L’année 2021 marquera le sixième anniversaire des Accords de Paris et de leur objectif de maintenir en dessous de 2 °C la hausse des températures mondiales d’ici à 2100. Autant le dire, c’est mal parti. Mais les grandes puissances réaffirment tour à tour leurs ambitions. Pour la France, l’objectif est de réduire de 40 % ses émissions de gaz à effet de serre d’ici à 2030. Et les moyens doivent suivre : le projet de loi de finances 2021 prévoit 37 milliards d’euros de dépenses favorables au climat. Pour satisfaire ces ambitions d’un genre nouveau, le secteur de l’énergie – qui pèse 2 % de la valeur ajoutée en France, 44 milliards d’euros dans le déficit commercial – doit accélérer sa transition. Depuis la mise en place du programme de centrales atomiques dans les années 1970, le paysage énergétique français est dominé par l’énergie nucléaire. En moins de 50 ans, la production française d’énergie primaire a triplé : de 44 Mtep [mégatonne équivalent carbone, unité d’énergie qui correspond à un million de tonnes d’équivalent carbone] en 1973 (dont 9 % de nucléaire) à 134 Mtep en 2019 (dont 77 % de nucléaire). La production énergétique se résume donc à près de 80 % d’énergie nucléaire, loin devant les énergies renouvelables et l’hydraulique, le gaz naturel et le charbon. En termes de répartition de la consommation d’énergie en revanche, la donne est différente. Légèrement. Le nucléaire domine toujours et représente 40,3 % des 245 Mtep de consommation d’énergie en 2019. Viennent ensuite le pétrole (29,1 %), le gaz naturel (15,2 %), puis les énergies renouvelables (11,6 %) et le charbon (3 %). Depuis 1990, l’évolution est limpide : les consommations de charbon et de pétrole sont en baisse constante, au profit de celles de nucléaire et de gaz naturel. Pendant que la consommation des énergies renouvelables a presque doublé.

Énergies fossiles, déclin confirmé

Jusque dans les années 1920, le charbon faisait office de source d’énergie prédominante, dans le droit fil des révolutions industrielles du siècle précédent. Puis est venu le temps de la domination de l’autre grande énergie fossile, le roi pétrole. Pendant des décennies, jusqu’au premier choc pétrolier de 1973 qui a vu le prix du baril quadrupler, l’exploitation et les consommations de pétrole ont atteint des sommets. Depuis 1973, la donne est tout autre, et les énergies fossiles déclinent toujours plus. Entre 1973 et 2015, la consommation française de pétrole a chuté de 35 %. Depuis 1990, elle a baissé de 17 %. Dans le même temps, la consommation de charbon est en chute libre : – 63 % en trente ans.
En revanche, toutes les énergies fossiles ne connaissent pas le même sort. À mesure que sa consommation de pétrole baisse, la France consomme de plus en plus de gaz naturel. Si elle en produit depuis 1957, elle en importe surtout depuis les années 1980, depuis la Russie, l’Algérie ou la Norvège. À tel point que la consommation de gaz naturel a triplé en France entre 1973 et 2015 et progressé de 28 % depuis 1990.

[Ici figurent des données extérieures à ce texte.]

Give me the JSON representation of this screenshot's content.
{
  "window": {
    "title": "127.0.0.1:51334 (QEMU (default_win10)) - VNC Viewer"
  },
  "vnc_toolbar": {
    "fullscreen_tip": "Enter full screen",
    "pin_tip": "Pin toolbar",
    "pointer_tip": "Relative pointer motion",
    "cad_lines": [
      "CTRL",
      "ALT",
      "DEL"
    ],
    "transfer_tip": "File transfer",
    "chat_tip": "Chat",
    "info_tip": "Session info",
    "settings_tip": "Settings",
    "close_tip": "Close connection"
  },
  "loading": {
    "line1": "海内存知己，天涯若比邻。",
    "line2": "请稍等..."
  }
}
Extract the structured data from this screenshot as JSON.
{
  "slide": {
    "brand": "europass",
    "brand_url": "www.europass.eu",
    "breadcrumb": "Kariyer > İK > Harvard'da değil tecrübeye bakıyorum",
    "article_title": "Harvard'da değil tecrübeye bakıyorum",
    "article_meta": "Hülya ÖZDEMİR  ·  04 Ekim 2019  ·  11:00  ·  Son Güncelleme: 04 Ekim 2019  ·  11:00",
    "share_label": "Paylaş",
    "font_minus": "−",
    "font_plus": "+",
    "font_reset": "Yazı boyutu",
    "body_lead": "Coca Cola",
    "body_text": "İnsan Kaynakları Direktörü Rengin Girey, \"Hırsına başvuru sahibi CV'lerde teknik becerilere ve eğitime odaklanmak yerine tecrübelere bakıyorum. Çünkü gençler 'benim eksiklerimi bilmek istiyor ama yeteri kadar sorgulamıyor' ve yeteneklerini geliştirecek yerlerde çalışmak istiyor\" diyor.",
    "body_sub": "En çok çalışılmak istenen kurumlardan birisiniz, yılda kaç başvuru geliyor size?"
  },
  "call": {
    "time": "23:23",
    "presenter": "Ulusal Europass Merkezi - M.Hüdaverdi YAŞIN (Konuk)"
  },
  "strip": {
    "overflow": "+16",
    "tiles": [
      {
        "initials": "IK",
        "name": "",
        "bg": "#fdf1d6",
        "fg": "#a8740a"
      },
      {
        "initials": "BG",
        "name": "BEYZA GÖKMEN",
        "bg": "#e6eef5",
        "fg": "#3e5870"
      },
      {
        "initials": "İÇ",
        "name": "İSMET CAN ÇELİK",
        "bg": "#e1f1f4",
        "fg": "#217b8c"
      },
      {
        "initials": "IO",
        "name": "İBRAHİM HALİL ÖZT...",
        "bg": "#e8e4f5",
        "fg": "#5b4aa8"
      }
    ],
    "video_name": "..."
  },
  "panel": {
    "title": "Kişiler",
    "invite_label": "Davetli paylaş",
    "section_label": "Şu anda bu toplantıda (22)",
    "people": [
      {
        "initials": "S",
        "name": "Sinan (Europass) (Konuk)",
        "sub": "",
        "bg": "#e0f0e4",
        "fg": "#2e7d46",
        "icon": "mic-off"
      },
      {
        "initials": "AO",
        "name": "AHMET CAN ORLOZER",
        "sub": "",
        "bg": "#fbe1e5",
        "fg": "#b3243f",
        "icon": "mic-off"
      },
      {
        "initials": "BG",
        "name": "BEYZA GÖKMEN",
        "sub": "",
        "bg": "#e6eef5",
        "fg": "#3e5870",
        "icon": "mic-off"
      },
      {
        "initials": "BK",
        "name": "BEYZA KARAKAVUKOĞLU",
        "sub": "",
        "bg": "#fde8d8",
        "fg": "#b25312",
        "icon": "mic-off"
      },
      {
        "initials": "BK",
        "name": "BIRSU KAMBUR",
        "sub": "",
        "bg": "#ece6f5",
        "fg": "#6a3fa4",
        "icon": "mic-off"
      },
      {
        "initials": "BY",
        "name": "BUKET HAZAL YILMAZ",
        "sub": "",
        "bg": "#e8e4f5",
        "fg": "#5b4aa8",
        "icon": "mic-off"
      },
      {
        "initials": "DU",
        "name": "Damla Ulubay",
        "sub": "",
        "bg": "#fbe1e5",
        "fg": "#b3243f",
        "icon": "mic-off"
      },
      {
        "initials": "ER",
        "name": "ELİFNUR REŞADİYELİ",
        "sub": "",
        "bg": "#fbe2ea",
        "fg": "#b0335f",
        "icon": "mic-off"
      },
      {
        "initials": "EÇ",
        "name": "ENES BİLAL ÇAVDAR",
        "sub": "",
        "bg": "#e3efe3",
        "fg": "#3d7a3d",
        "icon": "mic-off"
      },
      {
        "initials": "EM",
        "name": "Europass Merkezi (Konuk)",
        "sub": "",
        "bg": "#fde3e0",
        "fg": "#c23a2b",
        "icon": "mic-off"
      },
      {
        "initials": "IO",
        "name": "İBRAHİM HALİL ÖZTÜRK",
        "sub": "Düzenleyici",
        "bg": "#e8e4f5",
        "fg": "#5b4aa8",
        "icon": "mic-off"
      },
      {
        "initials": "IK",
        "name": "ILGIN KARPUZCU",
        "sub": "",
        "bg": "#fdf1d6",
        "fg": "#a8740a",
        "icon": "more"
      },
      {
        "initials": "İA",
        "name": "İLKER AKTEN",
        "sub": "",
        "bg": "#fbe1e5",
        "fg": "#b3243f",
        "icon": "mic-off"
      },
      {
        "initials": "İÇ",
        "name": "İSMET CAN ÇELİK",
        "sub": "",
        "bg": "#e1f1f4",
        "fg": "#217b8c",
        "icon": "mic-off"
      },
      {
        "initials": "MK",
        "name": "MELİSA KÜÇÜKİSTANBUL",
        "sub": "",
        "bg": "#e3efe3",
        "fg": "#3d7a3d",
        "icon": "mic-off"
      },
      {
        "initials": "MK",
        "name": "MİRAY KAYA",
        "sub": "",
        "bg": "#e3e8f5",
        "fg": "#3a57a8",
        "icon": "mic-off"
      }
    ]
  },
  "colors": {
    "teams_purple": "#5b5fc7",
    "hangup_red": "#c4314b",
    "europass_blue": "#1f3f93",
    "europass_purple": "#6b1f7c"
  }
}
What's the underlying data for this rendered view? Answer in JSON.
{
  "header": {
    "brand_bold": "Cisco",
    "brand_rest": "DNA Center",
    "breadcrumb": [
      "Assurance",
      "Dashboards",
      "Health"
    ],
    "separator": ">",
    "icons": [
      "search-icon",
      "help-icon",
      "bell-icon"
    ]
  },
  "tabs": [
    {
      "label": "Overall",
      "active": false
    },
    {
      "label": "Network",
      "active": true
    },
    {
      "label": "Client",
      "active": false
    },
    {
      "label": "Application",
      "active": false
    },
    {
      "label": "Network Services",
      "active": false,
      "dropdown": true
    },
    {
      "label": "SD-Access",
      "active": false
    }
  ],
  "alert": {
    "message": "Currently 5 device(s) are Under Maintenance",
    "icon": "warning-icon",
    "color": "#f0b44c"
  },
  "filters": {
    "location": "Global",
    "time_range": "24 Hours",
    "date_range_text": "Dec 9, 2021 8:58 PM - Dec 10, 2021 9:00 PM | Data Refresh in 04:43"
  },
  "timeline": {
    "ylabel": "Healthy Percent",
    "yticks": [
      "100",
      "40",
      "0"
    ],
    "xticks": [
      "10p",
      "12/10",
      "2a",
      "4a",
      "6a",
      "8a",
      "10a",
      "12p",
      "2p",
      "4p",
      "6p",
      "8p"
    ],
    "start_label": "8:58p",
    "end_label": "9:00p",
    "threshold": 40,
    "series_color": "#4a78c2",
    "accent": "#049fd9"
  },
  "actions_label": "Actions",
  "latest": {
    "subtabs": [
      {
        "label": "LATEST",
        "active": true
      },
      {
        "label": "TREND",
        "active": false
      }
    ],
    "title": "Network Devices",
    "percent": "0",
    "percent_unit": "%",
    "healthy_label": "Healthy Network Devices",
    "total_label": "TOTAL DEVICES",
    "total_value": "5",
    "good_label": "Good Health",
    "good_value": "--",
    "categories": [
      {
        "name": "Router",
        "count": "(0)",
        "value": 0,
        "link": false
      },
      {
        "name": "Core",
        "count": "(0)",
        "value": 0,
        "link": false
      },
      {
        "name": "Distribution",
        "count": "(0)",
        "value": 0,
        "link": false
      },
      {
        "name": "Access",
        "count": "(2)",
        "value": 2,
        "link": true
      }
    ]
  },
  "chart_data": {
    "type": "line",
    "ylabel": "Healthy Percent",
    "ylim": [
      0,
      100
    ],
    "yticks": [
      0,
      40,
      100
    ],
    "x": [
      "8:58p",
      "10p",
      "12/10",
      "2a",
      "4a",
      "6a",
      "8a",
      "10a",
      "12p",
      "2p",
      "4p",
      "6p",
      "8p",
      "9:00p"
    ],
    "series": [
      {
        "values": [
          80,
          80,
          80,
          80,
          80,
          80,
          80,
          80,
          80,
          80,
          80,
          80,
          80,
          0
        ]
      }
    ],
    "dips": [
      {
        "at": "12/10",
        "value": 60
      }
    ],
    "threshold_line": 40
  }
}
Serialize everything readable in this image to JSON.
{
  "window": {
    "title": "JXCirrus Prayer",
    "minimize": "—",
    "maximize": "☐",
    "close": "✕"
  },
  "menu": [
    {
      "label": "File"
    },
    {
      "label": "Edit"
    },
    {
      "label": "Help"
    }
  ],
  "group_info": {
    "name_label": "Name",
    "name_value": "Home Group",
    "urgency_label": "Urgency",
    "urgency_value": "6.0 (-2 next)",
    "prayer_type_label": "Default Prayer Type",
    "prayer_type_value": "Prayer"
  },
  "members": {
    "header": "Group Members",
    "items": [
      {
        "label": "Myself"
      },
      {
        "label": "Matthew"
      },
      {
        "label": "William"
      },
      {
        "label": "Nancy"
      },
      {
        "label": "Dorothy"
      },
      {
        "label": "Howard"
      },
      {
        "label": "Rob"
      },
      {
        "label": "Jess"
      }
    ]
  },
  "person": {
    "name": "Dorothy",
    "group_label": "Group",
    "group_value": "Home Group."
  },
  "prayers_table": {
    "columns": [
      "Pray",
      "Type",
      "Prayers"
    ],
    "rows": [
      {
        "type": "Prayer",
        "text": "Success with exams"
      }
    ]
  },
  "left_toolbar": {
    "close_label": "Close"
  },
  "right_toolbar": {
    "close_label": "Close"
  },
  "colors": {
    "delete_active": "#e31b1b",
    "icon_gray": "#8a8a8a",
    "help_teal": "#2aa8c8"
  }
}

Malgré tout, le pétrole reste une source d’énergie très utile. Il pèse 30 % de la consommation énergétique annuelle en France. Dans certains secteurs, comme celui des transports qui rassemble près de 33 % de la consommation énergétique en France, le liquide issu des profondeurs reste indispensable et, pour l’heure, irremplaçable à grande échelle. Si le gaz naturel n’est pas en déclin, l’ère des énergies fossiles est bel et bien révolue : leur part dans la consommation d’énergie primaire en France est passée de 90 à moins de 50 % aujourd’hui. Et la dynamique est appelée à se poursuivre : la France s’est fixé un objectif de réduction de 30 % de sa consommation d’énergie primaire d’origine fossile entre 2012 et 2030. Un déclin du fossile qui, depuis près de cinquante ans, s’opère au rythme des progrès de la première source d’énergie française : le nucléaire.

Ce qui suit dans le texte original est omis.